Copper has nearly doubled in value so far this year, largely thanks to investor and government buying from China, which the market now fears is starting to subside. China's copper imports hit a record high in April, when output was at the second highest.
"The China story is in the background. A lot of the imports seem to be for stockpiling rather than going into consumption. The bulk of it is going to stock building by the government and consumers and that's creating the oversupply," analyst Robin Bhar at Calyon said. The arbitrage opportunity between Shanghai and London, which has been a major factor driving copper imports, has narrowed, but some analysts still see imports remaining high in May.
But falling copper inventories helped support the metal used in power and construction. Stocks dropped 4,250 tonnes to 353,550 tonnes, their lowest since early January. Cancelled warrants - material set to leave the warehouses - fell to 59,850 tonnes from Friday's 61,300 tonnes.
"Coming toward the start of the summer lull, Chinese demand for copper will slow from the peak season in the second quarter, especially from the home appliance industry," Macquarie said in a note. Aluminium closed at $1,520 from $1,522, having touched $1,497 - its lowest since May 1. LME's aluminium inventories have risen to within a stone's throw of a record high 4 million tonnes.
The outlook for aluminium remains grim at the outset of the market's traditionally quiet third-quarter period.
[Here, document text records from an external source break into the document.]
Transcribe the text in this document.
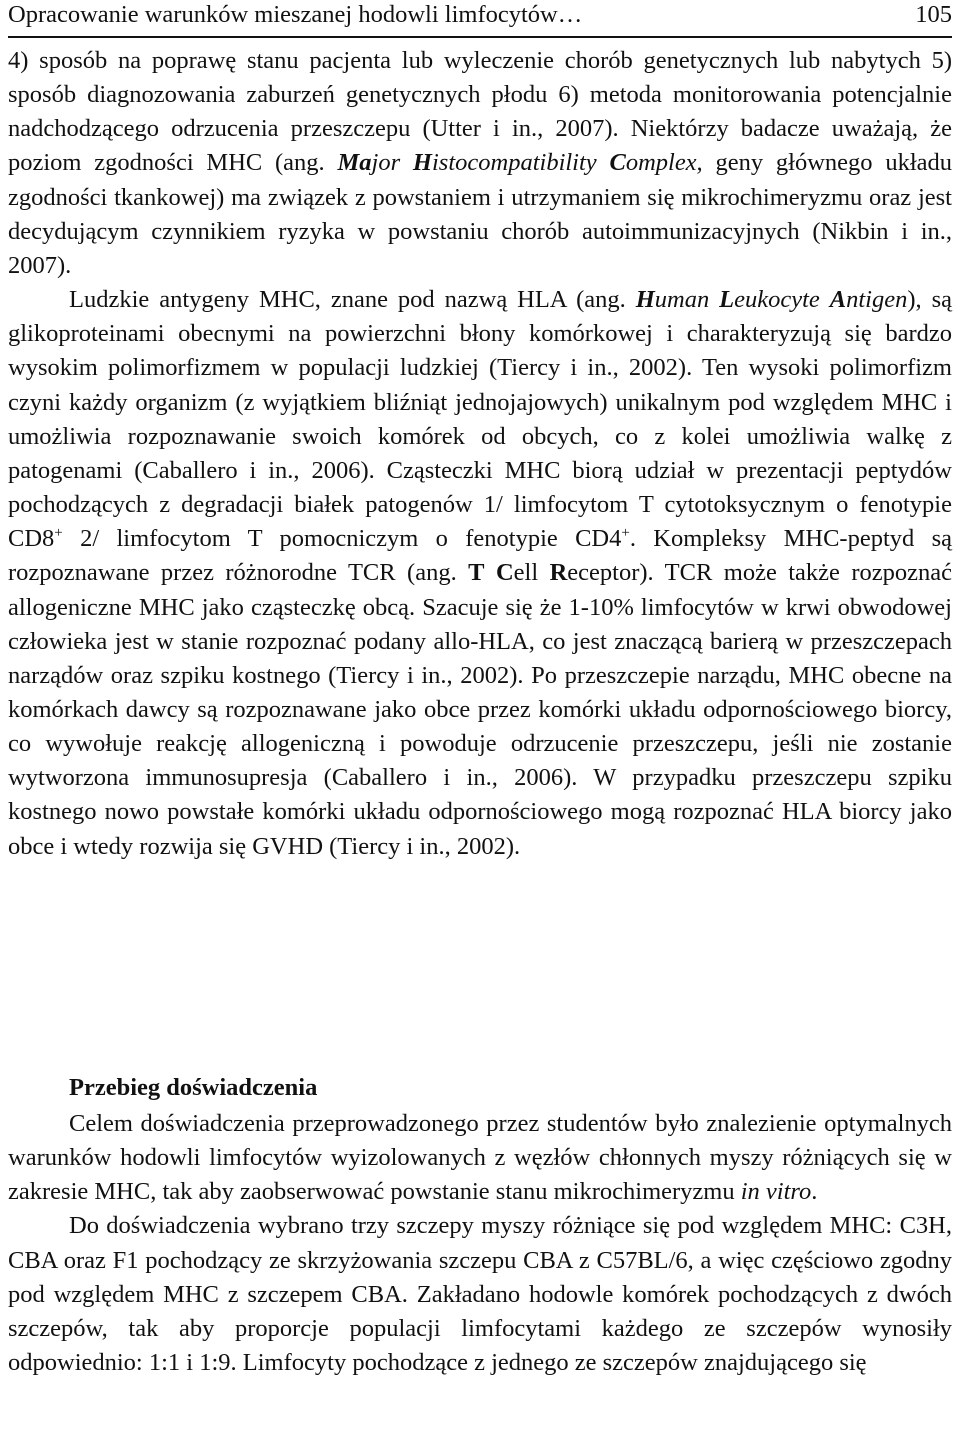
Opracowanie warunków mieszanej hodowli limfocytów…	105

4) sposób na poprawę stanu pacjenta lub wyleczenie chorób genetycznych lub nabytych 5) sposób diagnozowania zaburzeń genetycznych płodu 6) metoda monitorowania potencjalnie nadchodzącego odrzucenia przeszczepu (Utter i in., 2007). Niektórzy badacze uważają, że poziom zgodności MHC (ang. Major Histocompatibility Complex, geny głównego układu zgodności tkankowej) ma związek z powstaniem i utrzymaniem się mikrochimeryzmu oraz jest decydującym czynnikiem ryzyka w powstaniu chorób autoimmunizacyjnych (Nikbin i in., 2007).

Ludzkie antygeny MHC, znane pod nazwą HLA (ang. Human Leukocyte Antigen), są glikoproteinami obecnymi na powierzchni błony komórkowej i charakteryzują się bardzo wysokim polimorfizmem w populacji ludzkiej (Tiercy i in., 2002). Ten wysoki polimorfizm czyni każdy organizm (z wyjątkiem bliźniąt jednojajowych) unikalnym pod względem MHC i umożliwia rozpoznawanie swoich komórek od obcych, co z kolei umożliwia walkę z patogenami (Caballero i in., 2006). Cząsteczki MHC biorą udział w prezentacji peptydów pochodzących z degradacji białek patogenów 1/ limfocytom T cytotoksycznym o fenotypie CD8+ 2/ limfocytom T pomocniczym o fenotypie CD4+. Kompleksy MHC-peptyd są rozpoznawane przez różnorodne TCR (ang. T Cell Receptor). TCR może także rozpoznać allogeniczne MHC jako cząsteczkę obcą. Szacuje się że 1-10% limfocytów w krwi obwodowej człowieka jest w stanie rozpoznać podany allo-HLA, co jest znaczącą barierą w przeszczepach narządów oraz szpiku kostnego (Tiercy i in., 2002). Po przeszczepie narządu, MHC obecne na komórkach dawcy są rozpoznawane jako obce przez komórki układu odpornościowego biorcy, co wywołuje reakcję allogeniczną i powoduje odrzucenie przeszczepu, jeśli nie zostanie wytworzona immunosupresja (Caballero i in., 2006). W przypadku przeszczepu szpiku kostnego nowo powstałe komórki układu odpornościowego mogą rozpoznać HLA biorcy jako obce i wtedy rozwija się GVHD (Tiercy i in., 2002).

Przebieg doświadczenia

Celem doświadczenia przeprowadzonego przez studentów było znalezienie optymalnych warunków hodowli limfocytów wyizolowanych z węzłów chłonnych myszy różniących się w zakresie MHC, tak aby zaobserwować powstanie stanu mikrochimeryzmu in vitro.

Do doświadczenia wybrano trzy szczepy myszy różniące się pod względem MHC: C3H, CBA oraz F1 pochodzący ze skrzyżowania szczepu CBA z C57BL/6, a więc częściowo zgodny pod względem MHC z szczepem CBA. Zakładano hodowle komórek pochodzących z dwóch szczepów, tak aby proporcje populacji limfocytami każdego ze szczepów wynosiły odpowiednio: 1:1 i 1:9. Limfocyty pochodzące z jednego ze szczepów znajdującego się
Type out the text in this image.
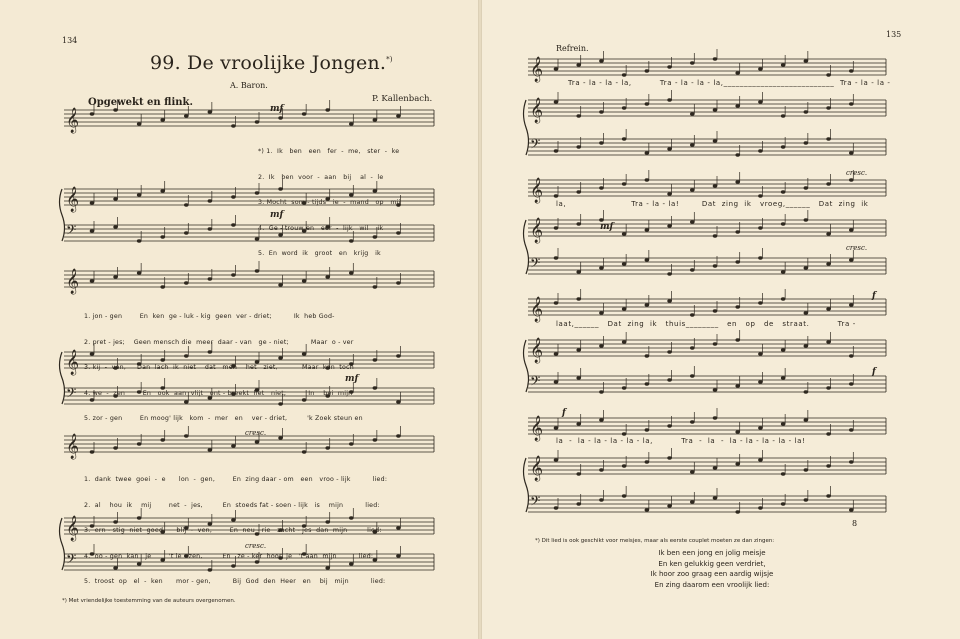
𝄞
𝄞
𝄢
𝄞
𝄞
𝄢
𝄞
𝄞
𝄢
𝄞
𝄞
𝄢
𝄞
𝄞
𝄢
𝄞
𝄞
𝄢
𝄞
𝄞
𝄢
134
99. De vroolijke Jongen.*)
A. Baron.
P. Kallenbach.
Opgewekt en flink.
mf
mf
mf
cresc.
cresc.

*) 1.  Ik   ben   een   fer  -  me,   ster  -  ke

2.  Ik   ben  voor  -  aan   bij    al  -  le

3. Mocht  som - tijds   ie  -  mand   op   mij

4.  Ge - trouw en   eer  -  lijk   wil    ik

5.  En  word  ik   groot   en   krijg   ik

1. jon - gen        En  ken  ge - luk - kig  geen  ver - driet;          Ik  heb God-

2. pret - jes;    Geen mensch die  meer  daar - van   ge - niet;          Maar  o - ver

3. kij  -  ven,     Dan  lach  ik  niet    dat   men    het   ziet,           Maar  kan  toch

4. we  -  zen        En   ook  aan  vlijt   ont - breekt  het   niet;          In    bei  mijn

5. zor - gen        En moog' lijk   kom  -  mer   en    ver - driet,         'k Zoek steun en

1.  dank  twee  goei  -  e      lon  -  gen,        En  zing daar - om   een   vroo - lijk          lied:

2.  al    hou  ik    mij        net  -  jes,         En  stoeds fat - soen - lijk   is    mijn          lied:

3.  ern - stig  niet  goed      blij  -  ven,        En  neu - rie   zacht - jes  dan  mijn         lied:

4.  oo - gen  kan   je        't le - zen,         En   ze - ker  hoor  je   't aan  mijn          lied:

5.  troost  op   el  -  ken      mor - gen,          Bij  God  den  Heer   en    bij   mijn          lied:

*) Met vriendelijke toestemming van de auteurs overgenomen.
135
Refrein.
Tra - la - la - la,          Tra - la - la - la,___________________________  Tra - la - la -
la,                       Tra - la - la!        Dat  zing  ik   vroeg,______   Dat  zing  ik
laat,______   Dat  zing  ik   thuis________   en   op   de   straat.          Tra -
la  -  la - la - la - la - la,          Tra  -  la  -  la - la - la - la - la!
mf
cresc.
cresc.
f
f
f
8
*) Dit lied is ook geschikt voor meisjes, maar als eerste couplet moeten ze dan zingen:
Ik ben een jong en jolig meisje
En ken gelukkig geen verdriet,
Ik hoor zoo graag een aardig wijsje
En zing daarom een vroolijk lied:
Zinc was at $1,518 a tonne from Friday's $1,495 a tonne, while battery material lead was last quoted at $1,485/1,490 from $1,482.
The global zinc market was in surplus by 187,000 tonnes in the first three months of 2009, the Lisbon-based International Lead and Zinc Study Group's (ILZSG) latest monthly bulletin shows.
The group said the global lead market was in surplus by 33,000 tonnes in the first three months of 2009. Tin was at unchanged at $13,650 a tonne. Falling tin output in China, shrinking exports by Indonesia and a physical squeeze on LME look set to support tin. Nickel was at $12,350 a tonne from $12,425.